I know I'm being pedantic here, but I'm just trying to understand the C++ grammar production.

I will start with a simple-declaration.

simple-declaration:
    decl-specifier-seq_opt   init-declarator-list_opt

decl-specifier-seq:
    decl-specifier

decl-specifier:
    type-specifier

type-specifier:
    trailing-type-specifier

trailing-type-specifier:
    simple-type-specifier

simple-type-specifier:
     char
     int
     ...
     auto

---

Now, I'll look into the definition of a init-declarator-list.

init-declarator-list:
    init-declarator

init-declarator:
    declarator

declarator:
    noptr-declarator   parameters and qualifiers   trailing return type    (*2)

noptr-declarator:
    declarator-id   attribute-specifier-seq_opt
    noptr-declarator   parameters and qualifiers    (*1)

parameters and qualifiers:
    (parameter-declaration-clause)   cv-qualifiers_opt   ... (all optionals)

trailing-return-type:
    ->   trailing-type-specifier-seq

trailing-type-specifier-seq:
    trailing-type-specifier                See the definition of a traling-type-specifier above.

---

Replacing noptr-declarator by a declarator-id in (*1), using the previous definition of noptr-declaration, we arrive at the following definition of nonptr-declarator:

noptr-declaration:
    declarator-id   parameters and qualifiers

Now replacing noptr-declarator, parameters and qualifiers and trailing-return-type in (*2) by each definition given above, we obtain the following for declarator:

declarator:
    declarator-id   (parameter-declaration-clause)   (parameter-declaration-clause)   ->
                                    simple-type-specifier

---

With this last result we could say that the grammar allows the following declaration of a function f:

auto f()() -> int;  

which of course is not valid. But I couldn't find anything in the Standard saying, directly or indirectly, that this construction is ill-formed.

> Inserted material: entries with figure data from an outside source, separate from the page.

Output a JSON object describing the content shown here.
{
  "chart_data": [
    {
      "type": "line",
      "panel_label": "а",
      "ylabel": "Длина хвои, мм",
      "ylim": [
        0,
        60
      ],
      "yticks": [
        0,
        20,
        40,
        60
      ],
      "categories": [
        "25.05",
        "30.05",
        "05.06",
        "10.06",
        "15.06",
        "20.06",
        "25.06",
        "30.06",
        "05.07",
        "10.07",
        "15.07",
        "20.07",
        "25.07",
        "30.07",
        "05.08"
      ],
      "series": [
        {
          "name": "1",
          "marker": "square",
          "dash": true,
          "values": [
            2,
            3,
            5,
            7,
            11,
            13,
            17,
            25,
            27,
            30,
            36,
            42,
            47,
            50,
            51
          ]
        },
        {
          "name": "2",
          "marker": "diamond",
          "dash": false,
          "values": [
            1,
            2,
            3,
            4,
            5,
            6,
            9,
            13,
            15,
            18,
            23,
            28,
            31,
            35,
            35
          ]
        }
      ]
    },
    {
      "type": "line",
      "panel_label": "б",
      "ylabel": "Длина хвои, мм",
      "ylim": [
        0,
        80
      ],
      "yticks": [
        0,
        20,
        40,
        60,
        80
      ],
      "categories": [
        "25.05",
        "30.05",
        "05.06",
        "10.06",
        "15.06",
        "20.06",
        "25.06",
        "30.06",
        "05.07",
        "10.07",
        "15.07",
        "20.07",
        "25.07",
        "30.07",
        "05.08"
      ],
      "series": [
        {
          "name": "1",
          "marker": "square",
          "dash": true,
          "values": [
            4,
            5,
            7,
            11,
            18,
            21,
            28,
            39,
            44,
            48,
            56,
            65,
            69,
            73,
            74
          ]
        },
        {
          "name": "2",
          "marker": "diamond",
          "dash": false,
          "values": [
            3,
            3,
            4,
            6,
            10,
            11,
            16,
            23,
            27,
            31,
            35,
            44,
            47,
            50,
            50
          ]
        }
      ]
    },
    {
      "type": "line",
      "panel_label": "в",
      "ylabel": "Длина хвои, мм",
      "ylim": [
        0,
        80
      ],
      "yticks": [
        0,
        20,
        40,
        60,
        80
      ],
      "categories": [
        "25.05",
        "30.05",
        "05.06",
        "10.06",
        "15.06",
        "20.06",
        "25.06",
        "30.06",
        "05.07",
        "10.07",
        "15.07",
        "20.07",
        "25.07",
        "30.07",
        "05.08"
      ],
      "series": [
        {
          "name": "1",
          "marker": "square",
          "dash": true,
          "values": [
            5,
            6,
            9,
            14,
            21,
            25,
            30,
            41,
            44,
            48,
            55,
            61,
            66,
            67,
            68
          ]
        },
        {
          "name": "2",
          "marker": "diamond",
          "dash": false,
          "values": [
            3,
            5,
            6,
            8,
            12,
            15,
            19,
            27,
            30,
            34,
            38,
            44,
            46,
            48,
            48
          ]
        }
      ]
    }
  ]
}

The error messages from GCC (f declared as function returning a function) and clang (auto return without trailing return type; deduced return types are a C++1y extensions) didn't help in this regard either.

Answer 1

In fact, the gcc error message is quite helpful: The grammar does in fact allow auto f()() -> int, but this syntactically correct declaration is semantically invalid. It would describe a function returning a function returning int. See the answer of ecatmur for the standard quote disallowing that.

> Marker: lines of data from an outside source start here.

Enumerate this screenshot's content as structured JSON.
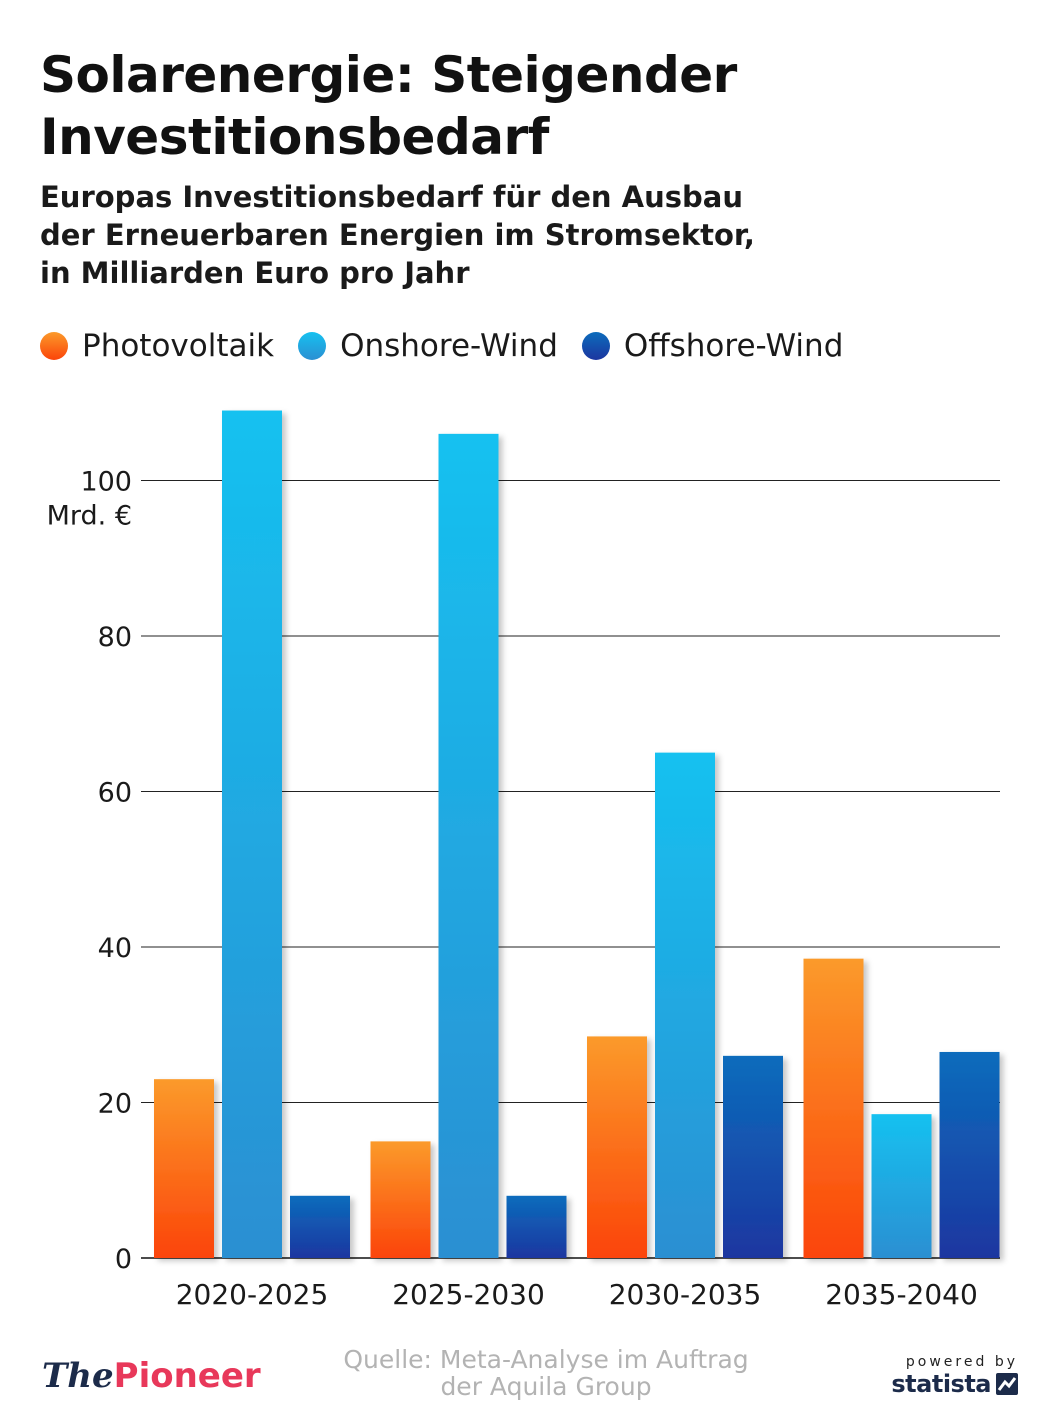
{
  "title": "Solarenergie: Steigender Investitionsbedarf",
  "subtitle_lines": [
    "Europas Investitionsbedarf für den Ausbau",
    "der Erneuerbaren Energien im Stromsektor,",
    "in Milliarden Euro pro Jahr"
  ],
  "legend": [
    {
      "label": "Photovoltaik",
      "color": "#f7902a"
    },
    {
      "label": "Onshore-Wind",
      "color": "#2aa6e4"
    },
    {
      "label": "Offshore-Wind",
      "color": "#1d4fb0"
    }
  ],
  "chart_data": {
    "type": "bar",
    "categories": [
      "2020-2025",
      "2025-2030",
      "2030-2035",
      "2035-2040"
    ],
    "series": [
      {
        "name": "Photovoltaik",
        "values": [
          23,
          15,
          28.5,
          38.5
        ],
        "color_top": "#fb9a2b",
        "color_bottom": "#fb4409"
      },
      {
        "name": "Onshore-Wind",
        "values": [
          109,
          106,
          65,
          18.5
        ],
        "color_top": "#16c1f0",
        "color_bottom": "#2b8fd2"
      },
      {
        "name": "Offshore-Wind",
        "values": [
          8,
          8,
          26,
          26.5
        ],
        "color_top": "#0c6cbc",
        "color_bottom": "#1c36a0"
      }
    ],
    "ylim": [
      0,
      110
    ],
    "yticks": [
      0,
      20,
      40,
      60,
      80,
      100
    ],
    "y_unit_label": "Mrd. €",
    "grid": true
  },
  "footer": {
    "logo_the": "The",
    "logo_pioneer": "Pioneer",
    "source_lines": [
      "Quelle: Meta-Analyse im Auftrag",
      "der Aquila Group"
    ],
    "powered_by": "powered by",
    "statista": "statista"
  }
}
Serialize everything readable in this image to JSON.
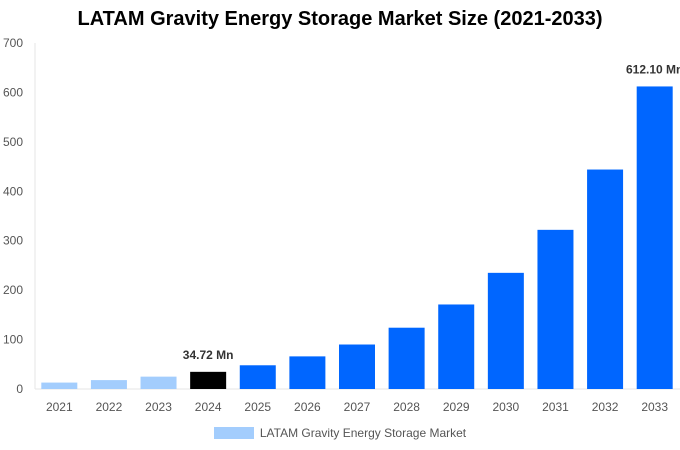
{
  "chart_data": {
    "type": "bar",
    "title": "LATAM Gravity Energy Storage Market Size (2021-2033)",
    "xlabel": "",
    "ylabel": "",
    "categories": [
      "2021",
      "2022",
      "2023",
      "2024",
      "2025",
      "2026",
      "2027",
      "2028",
      "2029",
      "2030",
      "2031",
      "2032",
      "2033"
    ],
    "series": [
      {
        "name": "LATAM Gravity Energy Storage Market",
        "values": [
          13,
          18,
          25,
          34.72,
          48,
          66,
          90,
          124,
          171,
          235,
          322,
          444,
          612.1
        ]
      }
    ],
    "bar_colors": [
      "#a3cdfd",
      "#a3cdfd",
      "#a3cdfd",
      "#000000",
      "#0066ff",
      "#0066ff",
      "#0066ff",
      "#0066ff",
      "#0066ff",
      "#0066ff",
      "#0066ff",
      "#0066ff",
      "#0066ff"
    ],
    "data_labels": [
      {
        "category": "2024",
        "text": "34.72 Mn"
      },
      {
        "category": "2033",
        "text": "612.10 Mn"
      }
    ],
    "ylim": [
      0,
      700
    ],
    "yticks": [
      0,
      100,
      200,
      300,
      400,
      500,
      600,
      700
    ],
    "grid": false,
    "legend": {
      "position": "bottom",
      "label": "LATAM Gravity Energy Storage Market",
      "color": "#a3cdfd"
    }
  }
}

To understand the parse, work like this. f is what you want to declare. Parse to the right, you'll find an empty argument list, so f() is a valid expression, and the type of that expression gets declared. Parse again to the right, you'll find an argument list again, so the return type of f is a function taking zero arguments. Parse again to the right, and you will hit the end (the -> arrow), so parse to the left to find the result type, which is auto, and gets replaced by the type past the arrow.

Answer 2

[dcl.fct]/8:

[...] Functions shall not have a return type of type array or function, although they may have a return type of type pointer or reference to such things. [...]